I want a community where people embrace someone, not for what they have, or can give, but for who they are.  Respect someone for what they bring to the world, to work, to life.  Listen to what they say, and not how they say it.  Reward effort, whether great or small.  Encourage change.  Embrace individuality.  Empower growth.

A community I can be proud to hang my coat, lay my head to rest, and live my life.  Right now my community does not contain these wants/needs.  It’s time for a change.


  Without a sense of caring, there can be no sense of community.”
                                                            Anthony J. deAngelo

Wednesday, November 20, 2013


Another Year Older

Yesterday, I celebrated my 56th birthday.  56.

I’m not the type of person who has ever worried about the number.  Not thrilled about it, but it is what it is.  Except when I turned 17.  For some reason, that was a hard change.  Guess because I couldn’t wait to be16, than all of a sudden, I was 17.  I remember looking in the mirror and thinking; “dang, it’s all down hill from here.”   How sad was I.

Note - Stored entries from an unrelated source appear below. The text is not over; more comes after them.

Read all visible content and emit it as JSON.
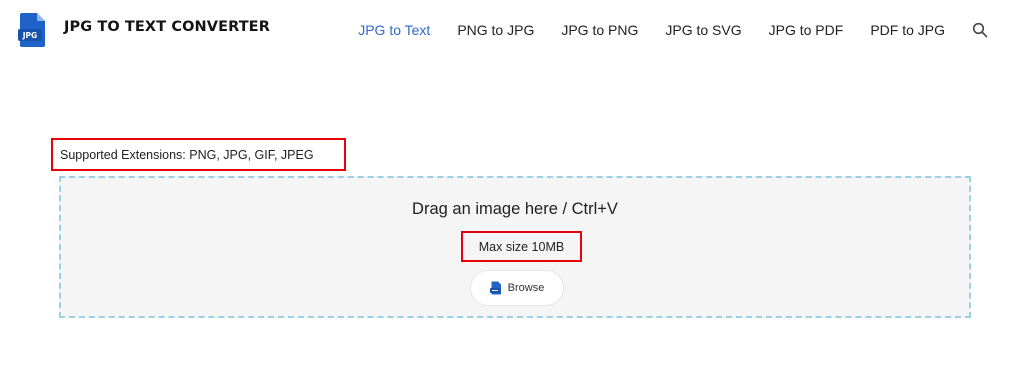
{
  "header": {
    "logo_text": "JPG",
    "brand_name": "JPG TO TEXT CONVERTER",
    "nav": [
      {
        "label": "JPG to Text",
        "active": true
      },
      {
        "label": "PNG to JPG",
        "active": false
      },
      {
        "label": "JPG to PNG",
        "active": false
      },
      {
        "label": "JPG to SVG",
        "active": false
      },
      {
        "label": "JPG to PDF",
        "active": false
      },
      {
        "label": "PDF to JPG",
        "active": false
      }
    ],
    "search_icon": "search-icon"
  },
  "upload": {
    "supported_extensions": "Supported Extensions: PNG, JPG, GIF, JPEG",
    "drop_text": "Drag an image here / Ctrl+V",
    "max_size": "Max size 10MB",
    "browse_label": "Browse",
    "browse_icon": "file-jpg-icon"
  },
  "colors": {
    "accent": "#2d6ac9",
    "highlight_border": "#e8000a",
    "dropzone_border": "#9cd0e6",
    "dropzone_bg": "#f5f5f5"
  }
}
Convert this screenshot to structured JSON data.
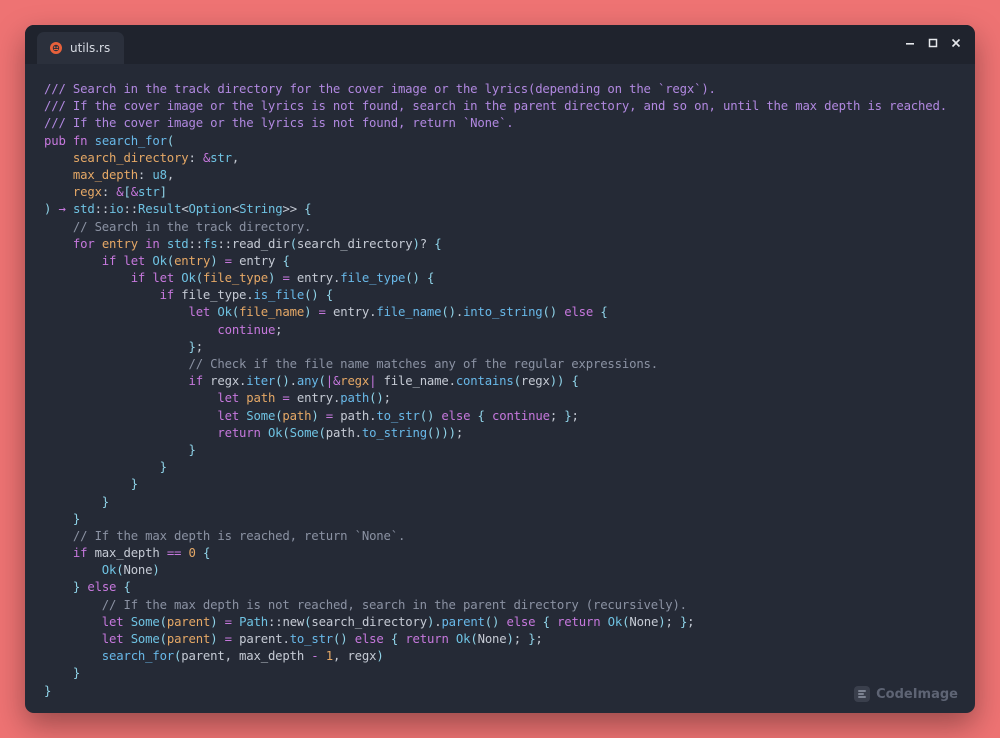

On my 40th birthday I spent the day answering questions like; “how are you doing with the big 4-0? “  Like it was the end of my life.  Folks thought I should be sad or upset.  Why I’m not sure.  Not like you turn 40, life is over so you put on your PJ’s and never leave the house again.

My 50th was no walk in the park either, at least for others. Heard all of the “over the hill” jokes, and more “are you ok?” then I care to mention.  Again, no big deal.

During a conversation yesterday, I remembered when I was that 17 year-old teenager looking in the mirror and I heard my parents in the bedroom above me having sex.  Ewwww.  I was so grossed out by those two old fogies having sex I momentarily stopped looking at myself.  They were 56.

Yes, there’s a big downsize to getting older.  Menopause. Your body changes – and not in a good way – no matter how much you up your workouts.  You begin to notice little aches and pains that weren’t there before.   When you get together with friends you start comparing medical records and the meds you’re taking, rather than current events and where you want to go on vacation.  And did I mention Menopause?

Of course on the up side, you don’t have to shave your legs and underarms as often because hair growth really slows down, or stops completely.  Hurray!  

And I finally get the joke about the old woman who goes to the hospital with a self-inflicted gunshot wound in her left knee.  The doctor asks what she was thinking, and she responds that she was trying to commit suicide by shooting herself in the heart.  The doctors says, "your heart is under your left breast.”  To which she responds; “I know”.